O som mavioso

A formação jurídica ainda é a mais anacrônica dentre as desenvolvidas pela Universidade brasileira. Salvo raríssimas exceções, cada vez mais raras e excepcionais, o padrão de estudo das Ciências Jurídicas continua o mesmo dos tempos coloniais, à moda coimbrã.

 

Quando Pedro I transplantou o modelo da Universidade de Coimbra, com o intuito de formar a burocracia para o Império nascente, não deve ter atentado que o paradigma era o mesmo de Bolonha, do ano 800. Tinha mais de mil anos de experiência em 1827.

De lá para 2013, o que aconteceu no Brasil? Ressalvado o milagre das multiplicações das Faculdades de Direito, o ensino continua compartimentado. Disciplinas autônomas, entregues a regentes que em regra só conhecem aquele assunto, considerado o mais importante dentre todos os outros. Aulas prelecionais, avaliações baseadas na decoração de textos, pouca participação do alunado em pesquisa e extensão.
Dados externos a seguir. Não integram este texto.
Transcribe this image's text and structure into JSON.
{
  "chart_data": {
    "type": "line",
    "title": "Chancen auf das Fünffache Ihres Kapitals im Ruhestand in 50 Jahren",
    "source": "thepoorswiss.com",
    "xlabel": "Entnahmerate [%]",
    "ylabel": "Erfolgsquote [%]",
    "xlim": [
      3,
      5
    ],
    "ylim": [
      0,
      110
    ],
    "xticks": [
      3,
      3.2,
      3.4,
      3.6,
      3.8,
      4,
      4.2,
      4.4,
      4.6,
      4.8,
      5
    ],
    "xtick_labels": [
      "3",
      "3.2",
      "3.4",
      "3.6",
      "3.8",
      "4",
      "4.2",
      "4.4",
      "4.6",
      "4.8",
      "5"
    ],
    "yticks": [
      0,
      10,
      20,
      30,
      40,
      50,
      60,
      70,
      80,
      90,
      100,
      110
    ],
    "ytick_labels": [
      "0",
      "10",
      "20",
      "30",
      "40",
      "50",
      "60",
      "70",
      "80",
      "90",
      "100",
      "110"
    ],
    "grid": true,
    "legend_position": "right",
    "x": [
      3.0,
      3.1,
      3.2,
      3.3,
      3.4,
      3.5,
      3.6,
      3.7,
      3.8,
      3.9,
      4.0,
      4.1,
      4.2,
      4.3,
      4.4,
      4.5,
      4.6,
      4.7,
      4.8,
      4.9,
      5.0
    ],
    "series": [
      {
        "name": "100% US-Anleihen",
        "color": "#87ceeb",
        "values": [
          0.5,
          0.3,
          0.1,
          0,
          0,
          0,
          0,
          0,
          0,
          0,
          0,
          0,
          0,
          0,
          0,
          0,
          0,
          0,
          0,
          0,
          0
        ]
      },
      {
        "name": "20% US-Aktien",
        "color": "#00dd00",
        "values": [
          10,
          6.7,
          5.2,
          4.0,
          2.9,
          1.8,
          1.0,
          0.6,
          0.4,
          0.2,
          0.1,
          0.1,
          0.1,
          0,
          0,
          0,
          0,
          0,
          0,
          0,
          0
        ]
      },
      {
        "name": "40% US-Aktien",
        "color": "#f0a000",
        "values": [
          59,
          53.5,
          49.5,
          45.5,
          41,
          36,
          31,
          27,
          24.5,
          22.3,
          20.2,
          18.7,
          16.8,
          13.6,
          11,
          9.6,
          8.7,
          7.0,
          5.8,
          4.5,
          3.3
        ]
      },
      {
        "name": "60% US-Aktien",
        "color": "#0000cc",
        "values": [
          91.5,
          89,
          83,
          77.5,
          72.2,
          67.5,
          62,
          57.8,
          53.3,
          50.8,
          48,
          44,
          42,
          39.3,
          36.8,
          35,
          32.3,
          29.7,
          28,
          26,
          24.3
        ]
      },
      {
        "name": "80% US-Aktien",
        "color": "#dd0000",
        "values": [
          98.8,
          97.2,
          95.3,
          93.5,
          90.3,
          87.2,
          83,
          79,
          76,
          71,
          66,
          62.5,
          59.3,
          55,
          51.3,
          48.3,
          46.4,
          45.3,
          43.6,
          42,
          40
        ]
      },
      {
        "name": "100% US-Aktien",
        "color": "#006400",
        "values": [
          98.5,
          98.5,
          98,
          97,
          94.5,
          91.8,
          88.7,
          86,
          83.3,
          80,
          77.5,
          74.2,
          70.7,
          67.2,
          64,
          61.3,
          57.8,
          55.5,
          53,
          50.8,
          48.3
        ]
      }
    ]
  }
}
Muito embora a Constituição de 1988 faça com que a Universidade se baseie num tripé: ensino, pesquisa e extensão.
O resultado é a preparação de bons “tocadores de processo”. A tendência adversarial empurra todos os problemas para o Judiciário. Não se investe na capacidade de argumentação, nas técnicas de conciliação amparadas pela estratégia da persuasão. Não é apenas para aliviar a Justiça dessa elevadíssima carga de processos, exagerada e patológica para um Brasil em que, a se levar a sério as estatísticas, seria o País do litígio. Noventa milhões de ações em curso, ou pelo menos 180 milhões de litigantes. Como se todas as pessoas estivessem a brigar umas com as outras.
Diante desse quadro, seria desejável uma consciência dos profissionais do direito que privilegiasse a concisão, a objetividade e abominasse a prolixidade. Mas não é o que acontece. Em todos os espaços, a verborrágica manifestação oral é a tônica. Seja nas sustentações orais, seja na leitura das decisões e dos votos. Todos se encantam com o som mavioso da própria voz e esquecem que há milhões de jurisdicionados à espera de soluções, não de retórica. Será que a petição eletrônica e a digitalização de todos os futuros processos coibirá essa praxe?